Il Sé sopravvive alla morte della macchina biologica. Ciò significa bere dal Sacro Graal l’Elixir Vitae Aeternae: è il conseguimento della Pietra Filosofale, l’apertura del Cuore.

Questo risultato si ottiene grazie ai ripetuti sforzi tesi verso l’osservazione di sé e il ricordo di sé, la pratica del non-giudizio, il perdono e l’«imitatio Christi».


– da “La Porta del Mago” di Salvatore Brizzi



1 commento:

tarocchipensiero ha detto...

Bel post certamente!! Aggiungo una considerazione soltanto, che va a completare quanto riferito sull'idea di Testimone e ricordo di se'. Me l'ha suggerita Osho.
Ed e' fondamentale altrimenti si potrebbe credere che lo sviluppo del Testimone sia un'opera fredda, analitica e magari ossessiva - un lavoro mal compreso sulla separazione. Brizzi in un passaggio si preoccupa di chiarire, ma non e' cosi' efficace NEL FAR COGLIERE che il punto centrale non e'lo sforzo ed il lavoro (cosa sulla quale, a mio avviso, sbagliava anche G.) bensi' ALLEGGERIRE L'ANIMA, e dunque Fare autenticamente, fluire senza attriti. Da qui la partenza per "il lavoro", che e' paradossalmente il fine. Ma qui la logica e' infatti un'altra.Non occorre argomentare piu' oltre.Lasciamo chi si dis-corra...

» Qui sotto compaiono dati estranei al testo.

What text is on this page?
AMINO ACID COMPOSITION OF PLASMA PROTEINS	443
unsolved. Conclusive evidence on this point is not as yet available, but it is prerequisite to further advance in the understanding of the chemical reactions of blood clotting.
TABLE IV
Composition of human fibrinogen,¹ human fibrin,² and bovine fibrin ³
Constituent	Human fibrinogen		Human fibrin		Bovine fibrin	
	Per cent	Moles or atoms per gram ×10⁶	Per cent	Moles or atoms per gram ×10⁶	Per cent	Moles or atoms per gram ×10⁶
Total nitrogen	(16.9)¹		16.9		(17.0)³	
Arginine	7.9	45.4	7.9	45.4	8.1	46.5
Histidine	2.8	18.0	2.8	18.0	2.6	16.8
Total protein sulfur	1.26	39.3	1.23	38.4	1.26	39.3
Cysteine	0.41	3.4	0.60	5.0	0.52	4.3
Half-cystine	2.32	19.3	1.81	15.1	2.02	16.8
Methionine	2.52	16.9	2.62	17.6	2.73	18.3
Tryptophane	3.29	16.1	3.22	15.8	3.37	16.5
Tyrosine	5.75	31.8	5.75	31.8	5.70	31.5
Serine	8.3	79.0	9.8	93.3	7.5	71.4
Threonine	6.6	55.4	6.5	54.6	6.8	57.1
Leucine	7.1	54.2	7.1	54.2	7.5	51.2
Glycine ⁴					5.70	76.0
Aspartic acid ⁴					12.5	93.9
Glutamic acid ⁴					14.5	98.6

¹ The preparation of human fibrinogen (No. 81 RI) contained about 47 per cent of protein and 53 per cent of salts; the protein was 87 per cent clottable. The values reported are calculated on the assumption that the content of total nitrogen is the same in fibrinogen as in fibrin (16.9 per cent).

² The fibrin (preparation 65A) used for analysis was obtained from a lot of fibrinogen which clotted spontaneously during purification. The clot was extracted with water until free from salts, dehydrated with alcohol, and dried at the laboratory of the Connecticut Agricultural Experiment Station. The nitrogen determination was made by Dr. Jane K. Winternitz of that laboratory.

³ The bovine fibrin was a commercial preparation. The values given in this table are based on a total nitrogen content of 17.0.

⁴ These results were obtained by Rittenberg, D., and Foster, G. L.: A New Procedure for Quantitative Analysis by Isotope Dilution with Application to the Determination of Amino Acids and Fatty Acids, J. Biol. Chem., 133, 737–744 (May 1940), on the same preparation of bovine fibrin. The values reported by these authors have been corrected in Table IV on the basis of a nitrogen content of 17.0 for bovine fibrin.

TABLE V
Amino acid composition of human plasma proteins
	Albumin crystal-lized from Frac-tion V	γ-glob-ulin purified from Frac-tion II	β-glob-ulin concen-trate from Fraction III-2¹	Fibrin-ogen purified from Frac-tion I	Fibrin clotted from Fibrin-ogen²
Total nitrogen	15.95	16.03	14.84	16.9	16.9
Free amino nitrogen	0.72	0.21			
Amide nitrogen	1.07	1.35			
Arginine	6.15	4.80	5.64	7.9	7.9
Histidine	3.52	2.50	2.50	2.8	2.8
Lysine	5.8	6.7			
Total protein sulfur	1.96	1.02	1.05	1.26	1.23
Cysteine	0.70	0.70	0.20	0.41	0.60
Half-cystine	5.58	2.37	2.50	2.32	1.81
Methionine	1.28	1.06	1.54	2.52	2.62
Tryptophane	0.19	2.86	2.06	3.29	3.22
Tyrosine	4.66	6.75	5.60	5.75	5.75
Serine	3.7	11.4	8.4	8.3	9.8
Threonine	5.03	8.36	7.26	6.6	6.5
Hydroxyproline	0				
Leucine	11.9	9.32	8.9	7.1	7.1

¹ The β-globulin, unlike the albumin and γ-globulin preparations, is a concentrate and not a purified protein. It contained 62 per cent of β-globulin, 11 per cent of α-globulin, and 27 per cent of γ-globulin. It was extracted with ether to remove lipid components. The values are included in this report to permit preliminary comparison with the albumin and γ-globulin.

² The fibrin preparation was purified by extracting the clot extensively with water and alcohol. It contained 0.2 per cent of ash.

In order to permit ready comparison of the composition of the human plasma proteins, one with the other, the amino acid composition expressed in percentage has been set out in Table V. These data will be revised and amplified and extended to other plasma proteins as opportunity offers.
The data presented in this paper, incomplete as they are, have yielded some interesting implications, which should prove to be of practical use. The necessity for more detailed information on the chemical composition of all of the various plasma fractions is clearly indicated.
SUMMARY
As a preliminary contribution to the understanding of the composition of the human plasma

"Tu pensi che il testimone sia qualcosa di separato, di distaccato. Non lo e'.LA TUA INTENSITA', LA TUA TOTALITA', SONO IL TESTIMONE. Quindi, allorche' osservi come un testimone imparziale e al tempo stesso fai qualcosa, NON SEI DUE ENTITA'- colui che fa e colui che osserva.PER ESEMPIO, stai danzando: colui che balla e il testimone non sono due entita', NON ESISTE SEPARAZIONE. LA SEPARAZIONE ESISTE SOLO NEL LINGUAGGIO: colui che danza e' il testimone. Se non lo e', allora non puo' essere totale nella danza, PERCHE' IL TESTIMONE AVRA' BISOGNO DI ENERGIA E TU DOVRAI DIVIDERE IN DUE IL TUO ESSERE. In questo caso, una parte rimarra' un testimone e l'altra ballera'. Non potra' esserci totalita', ci sara' divisione. E non e' cio' che io intendo: QUESTO E' UNO STATO DI SCHIZOFRENIA" (Osho)

GATE,GATE,PARAGATE, SWAHA. ANDATO, ANDATO, ASSOLUTAMENTE ANDATO.LASCIA CHE SVANISCA TRA LE FIAMME.